Arbolide B (2): colorless oil; −3 (c 0.19, CHCl₃); IR (neat) ν_max 3419 cm⁻¹; ¹H (400 MHz, CDCl₃) and ¹³C (100 MHz, CDCl₃) NMR data, see Table 2; ESIMS: m/z 327 [M + Na]⁺; HRESIMS: m/z 327.2298 (calcd for C₂₀H₃₂O₂Na, 327.2300).
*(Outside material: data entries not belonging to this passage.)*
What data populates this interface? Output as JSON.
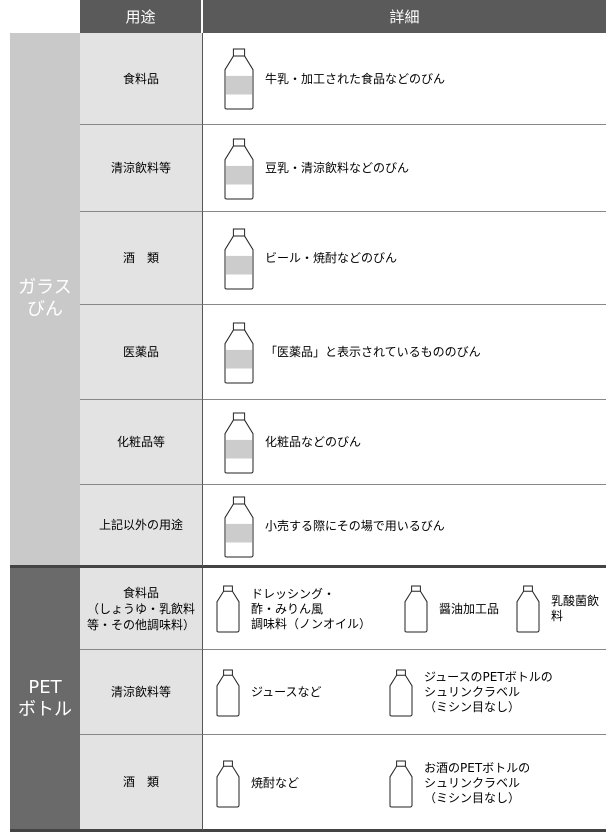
{
  "header": {
    "purpose": "用途",
    "detail": "詳細"
  },
  "groups": [
    {
      "label": [
        "ガラス",
        "びん"
      ],
      "rows": [
        {
          "purpose": [
            "食料品"
          ],
          "details": [
            {
              "lines": [
                "牛乳・加工された食品などのびん"
              ]
            }
          ]
        },
        {
          "purpose": [
            "清涼飲料等"
          ],
          "details": [
            {
              "lines": [
                "豆乳・清涼飲料などのびん"
              ]
            }
          ]
        },
        {
          "purpose": [
            "酒　類"
          ],
          "details": [
            {
              "lines": [
                "ビール・焼酎などのびん"
              ]
            }
          ]
        },
        {
          "purpose": [
            "医薬品"
          ],
          "details": [
            {
              "lines": [
                "「医薬品」と表示されているもののびん"
              ]
            }
          ]
        },
        {
          "purpose": [
            "化粧品等"
          ],
          "details": [
            {
              "lines": [
                "化粧品などのびん"
              ]
            }
          ]
        },
        {
          "purpose": [
            "上記以外の用途"
          ],
          "details": [
            {
              "lines": [
                "小売する際にその場で用いるびん"
              ]
            }
          ]
        }
      ]
    },
    {
      "label": [
        "PET",
        "ボトル"
      ],
      "rows": [
        {
          "purpose": [
            "食料品",
            "（しょうゆ・乳飲料",
            "等・その他調味料）"
          ],
          "details": [
            {
              "lines": [
                "ドレッシング・",
                "酢・みりん風",
                "調味料（ノンオイル）"
              ]
            },
            {
              "lines": [
                "醤油加工品"
              ]
            },
            {
              "lines": [
                "乳酸菌飲料"
              ]
            }
          ]
        },
        {
          "purpose": [
            "清涼飲料等"
          ],
          "details": [
            {
              "lines": [
                "ジュースなど"
              ]
            },
            {
              "lines": [
                "ジュースのPETボトルの",
                "シュリンクラベル",
                "（ミシン目なし）"
              ]
            }
          ]
        },
        {
          "purpose": [
            "酒　類"
          ],
          "details": [
            {
              "lines": [
                "焼酎など"
              ]
            },
            {
              "lines": [
                "お酒のPETボトルの",
                "シュリンクラベル",
                "（ミシン目なし）"
              ]
            }
          ]
        }
      ]
    }
  ]
}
Crassarosterol A (3): white powder; −16 (c 0.06, CHCl₃) (ref. [4], −45 (c 0.66, CHCl₃)); IR (neat) ν_max 3396 cm⁻¹; ESIMS: m/z 453 [M + Na]⁺. The ¹H and ¹³C NMR data of 3 are in full agreement with those reported previously [4].

3.4. Cytotoxicity Testing

Cytotoxicity of compounds 1–3 was assayed with a modification of the MTT [3-(4,5-dimethylthiazol-2-yl)-2,5-diphenyltetrazolium bromide] colorimetric method. Cytotoxicity assays were carried out according to previously described procedures [9,10].

4. Conclusions

In our continuing investigation on the chemical constituents of marine invertebrates collected off the waters of Taiwan, the soft coral Sinularia arborea has resulted in the isolation of two new cembrane-type diterpenoids, arbolides A (1) and B (2) and a known trihydroxysteroid crassarosterol A (3) [4]. Steroid 3 was found to exhibit selective cytotoxicity toward the human leukemia K562 and MOLT-4 cells. To the best of our knowledge, this is the first time that the natural substances from Sinularia arborea have been reported.